Æon Flux - Original Motion Picture Soundtrack
Film score by Graeme Revell
Released
April 13, 2010
Genre Film score
Length 48 Minutes
Label Varèse Sarabande

Graeme Revell composed the score for Æon Flux; the soundtrack is available via Varèse Sarabande as advertised on the film's official website.[8]
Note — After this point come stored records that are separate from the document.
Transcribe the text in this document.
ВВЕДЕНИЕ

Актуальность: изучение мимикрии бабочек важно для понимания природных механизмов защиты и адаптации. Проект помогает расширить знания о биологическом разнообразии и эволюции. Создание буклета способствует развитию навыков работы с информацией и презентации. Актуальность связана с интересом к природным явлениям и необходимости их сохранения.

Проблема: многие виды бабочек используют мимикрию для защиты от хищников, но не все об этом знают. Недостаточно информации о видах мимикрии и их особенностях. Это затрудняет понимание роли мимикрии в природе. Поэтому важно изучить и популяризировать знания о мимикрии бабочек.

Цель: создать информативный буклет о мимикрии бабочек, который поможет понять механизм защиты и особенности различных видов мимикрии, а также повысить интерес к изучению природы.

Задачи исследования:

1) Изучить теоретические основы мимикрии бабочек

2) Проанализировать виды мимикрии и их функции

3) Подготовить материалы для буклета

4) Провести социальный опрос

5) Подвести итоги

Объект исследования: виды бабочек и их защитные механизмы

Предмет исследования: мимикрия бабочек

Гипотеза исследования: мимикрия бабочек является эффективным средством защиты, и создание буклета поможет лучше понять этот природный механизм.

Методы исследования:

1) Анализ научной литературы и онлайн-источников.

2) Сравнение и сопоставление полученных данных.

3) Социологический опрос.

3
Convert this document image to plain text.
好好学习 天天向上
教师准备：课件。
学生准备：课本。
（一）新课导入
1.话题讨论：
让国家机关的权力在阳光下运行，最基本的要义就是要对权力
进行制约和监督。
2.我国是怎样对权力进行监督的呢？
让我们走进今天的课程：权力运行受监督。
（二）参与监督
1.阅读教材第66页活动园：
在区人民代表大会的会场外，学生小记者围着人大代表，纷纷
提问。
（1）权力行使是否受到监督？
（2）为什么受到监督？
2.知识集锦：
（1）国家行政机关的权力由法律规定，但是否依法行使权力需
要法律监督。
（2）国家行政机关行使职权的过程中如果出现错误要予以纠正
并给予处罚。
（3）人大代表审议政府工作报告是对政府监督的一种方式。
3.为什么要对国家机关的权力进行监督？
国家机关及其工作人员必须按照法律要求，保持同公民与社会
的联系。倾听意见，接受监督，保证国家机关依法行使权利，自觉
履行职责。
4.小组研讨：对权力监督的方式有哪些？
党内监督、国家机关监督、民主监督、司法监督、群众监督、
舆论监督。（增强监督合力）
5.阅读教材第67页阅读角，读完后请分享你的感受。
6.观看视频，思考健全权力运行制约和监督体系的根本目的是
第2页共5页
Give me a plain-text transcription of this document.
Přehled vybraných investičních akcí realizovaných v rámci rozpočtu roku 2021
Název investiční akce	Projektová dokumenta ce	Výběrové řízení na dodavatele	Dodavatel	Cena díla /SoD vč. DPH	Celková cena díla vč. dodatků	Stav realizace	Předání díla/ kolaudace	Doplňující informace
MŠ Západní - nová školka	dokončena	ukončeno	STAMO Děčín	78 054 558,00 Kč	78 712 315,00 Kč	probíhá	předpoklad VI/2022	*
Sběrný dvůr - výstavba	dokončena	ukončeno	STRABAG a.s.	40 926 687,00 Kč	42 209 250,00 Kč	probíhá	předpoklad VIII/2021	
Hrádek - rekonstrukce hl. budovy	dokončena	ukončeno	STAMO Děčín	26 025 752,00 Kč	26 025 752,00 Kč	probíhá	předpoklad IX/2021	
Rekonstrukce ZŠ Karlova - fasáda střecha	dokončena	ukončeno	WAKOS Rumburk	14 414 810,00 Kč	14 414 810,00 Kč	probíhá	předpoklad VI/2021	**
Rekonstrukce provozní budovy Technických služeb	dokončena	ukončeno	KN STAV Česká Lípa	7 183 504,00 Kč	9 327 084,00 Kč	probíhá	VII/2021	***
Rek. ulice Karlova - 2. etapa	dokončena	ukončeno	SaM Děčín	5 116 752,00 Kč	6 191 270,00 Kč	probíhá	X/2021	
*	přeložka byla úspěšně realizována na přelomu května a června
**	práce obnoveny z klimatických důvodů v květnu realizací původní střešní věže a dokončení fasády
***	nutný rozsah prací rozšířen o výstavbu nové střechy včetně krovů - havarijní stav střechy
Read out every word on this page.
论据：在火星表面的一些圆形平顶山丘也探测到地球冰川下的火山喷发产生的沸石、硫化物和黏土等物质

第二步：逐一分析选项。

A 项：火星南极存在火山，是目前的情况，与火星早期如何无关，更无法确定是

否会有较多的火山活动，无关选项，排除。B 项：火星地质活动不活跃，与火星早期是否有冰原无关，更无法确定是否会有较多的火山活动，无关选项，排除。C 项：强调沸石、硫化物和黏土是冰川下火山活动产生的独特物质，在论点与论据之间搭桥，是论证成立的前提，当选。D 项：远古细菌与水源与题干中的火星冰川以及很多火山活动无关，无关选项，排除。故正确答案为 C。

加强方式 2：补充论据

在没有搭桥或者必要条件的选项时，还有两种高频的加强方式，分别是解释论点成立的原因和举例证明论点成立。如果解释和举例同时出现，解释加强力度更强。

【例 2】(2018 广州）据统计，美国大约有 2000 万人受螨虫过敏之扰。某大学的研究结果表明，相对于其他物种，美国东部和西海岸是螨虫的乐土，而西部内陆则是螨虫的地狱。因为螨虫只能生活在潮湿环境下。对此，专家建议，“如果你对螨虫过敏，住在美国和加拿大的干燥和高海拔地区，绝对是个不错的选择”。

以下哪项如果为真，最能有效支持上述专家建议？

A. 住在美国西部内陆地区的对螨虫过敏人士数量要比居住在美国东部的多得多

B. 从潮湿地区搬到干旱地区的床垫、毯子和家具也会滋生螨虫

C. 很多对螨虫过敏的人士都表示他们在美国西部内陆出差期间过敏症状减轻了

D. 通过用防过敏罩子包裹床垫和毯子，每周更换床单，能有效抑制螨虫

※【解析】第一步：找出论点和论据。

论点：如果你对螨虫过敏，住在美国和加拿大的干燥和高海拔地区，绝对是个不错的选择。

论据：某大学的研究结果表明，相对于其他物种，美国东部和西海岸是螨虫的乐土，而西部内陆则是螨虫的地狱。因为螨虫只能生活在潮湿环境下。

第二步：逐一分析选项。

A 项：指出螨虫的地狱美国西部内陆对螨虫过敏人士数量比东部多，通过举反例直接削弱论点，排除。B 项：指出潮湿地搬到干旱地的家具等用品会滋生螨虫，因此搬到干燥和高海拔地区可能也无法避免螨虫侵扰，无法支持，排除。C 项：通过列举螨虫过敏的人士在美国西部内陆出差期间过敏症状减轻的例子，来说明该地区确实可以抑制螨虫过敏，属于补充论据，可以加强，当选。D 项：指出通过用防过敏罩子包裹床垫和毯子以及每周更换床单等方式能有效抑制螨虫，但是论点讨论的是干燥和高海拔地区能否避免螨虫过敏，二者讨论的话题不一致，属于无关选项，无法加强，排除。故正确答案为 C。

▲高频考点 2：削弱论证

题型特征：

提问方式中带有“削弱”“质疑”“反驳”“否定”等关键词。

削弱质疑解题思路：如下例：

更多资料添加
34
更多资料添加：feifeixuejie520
Æon Flux - Original Motion Picture Soundtrack
No. Title Length
1. "Bregna 2415"   4:47
2. "The Panopticon"   2:33
3. "Una Flux"   1:13
4. "Torture Garden"   2:40
5. "Monican Mission"   1:14
6. ""Good Boys""   2:40
7. "The Kiss"   3:18
8. "The Relical And Keeper"   4:22
9. "Cloning Discovery"   5:15
10. "Grenade!/Monorail Chase"   3:49
11. ""I Remember""   1:38
12. "The Cherry Orchard"   3:51
13. "Oren Goodchild Dies"   3:42
14. "Destroying The Memories"   4:04
15. "Æon Flux"   3:34

Comic book prequel[edit]

In late 2005, Dark Horse Comics published a four-issue comic book limited series tying in with the movie. The storyline serves as a prequel to the film and is a mixture of Chung's original TV series designs and characters, combined with the setting and story elements of the film; the comic book version of Æon loosely resembles Theron, while her colleague Sithandra, played by a black actress in the film, is depicted as white in the comic book. The first issue sets up Flux's mission for the miniseries: sabotage the Bregnan government's plan to destroy the forest outside of Bregna's walls. The last two issues of the limited series were published after the film had been released. By the time the final issue was published, the film had already ended its run in most areas. Dark Horse has not announced if additional Æon Flux-based comics will be published.

Video game[edit]

On November 15, 2005, a video game tie-in prequel of the same name was released in North America for the PlayStation 2 and Xbox gaming consoles. The game takes place in eras before the film's setting of 2030 to 2338. The likenesses and voices of actors from the film were used. To help add to the box office gross of the film and to sell more games, specially marked copies sold in the US came with a pass to see the Æon Flux film.[9]

Home media[edit]

Æon Flux was released on DVD on April 25, 2006. As of July 16, 2006, the DVD has grossed $31.80 million in rental sales.[10]

References[edit]

  1. ^ Æon Flux DVD, The Locations of 'Æon Flux' featurette.
  2. ^ "Box Office Mojo - Theatrical information.". Retrieved July 9, 2008. 
  3. ^ Æon Flux reviews Rotten Tomatoes
  4. ^ Æon Flux reviews Metacritic
  5. ^ Gale Anne Hurd's DVD commentary at 1:06:49
  6. ^ a b c "Peter Chung Interview", LiveJournal]
  7. ^ "Interview with Phil Hay and Matt Manfredi - DVDFile.com". Web.archive.org. 2006-05-05. Retrieved 2014-05-06. 
  8. ^ "Paramount Pictures". Aeonflux.com. 2014-03-19. Retrieved 2014-05-06. 
  9. ^ Æon Flux game manual
  10. ^ "Box Office Mojo - DVD and home video sales.". Retrieved June 28, 2006.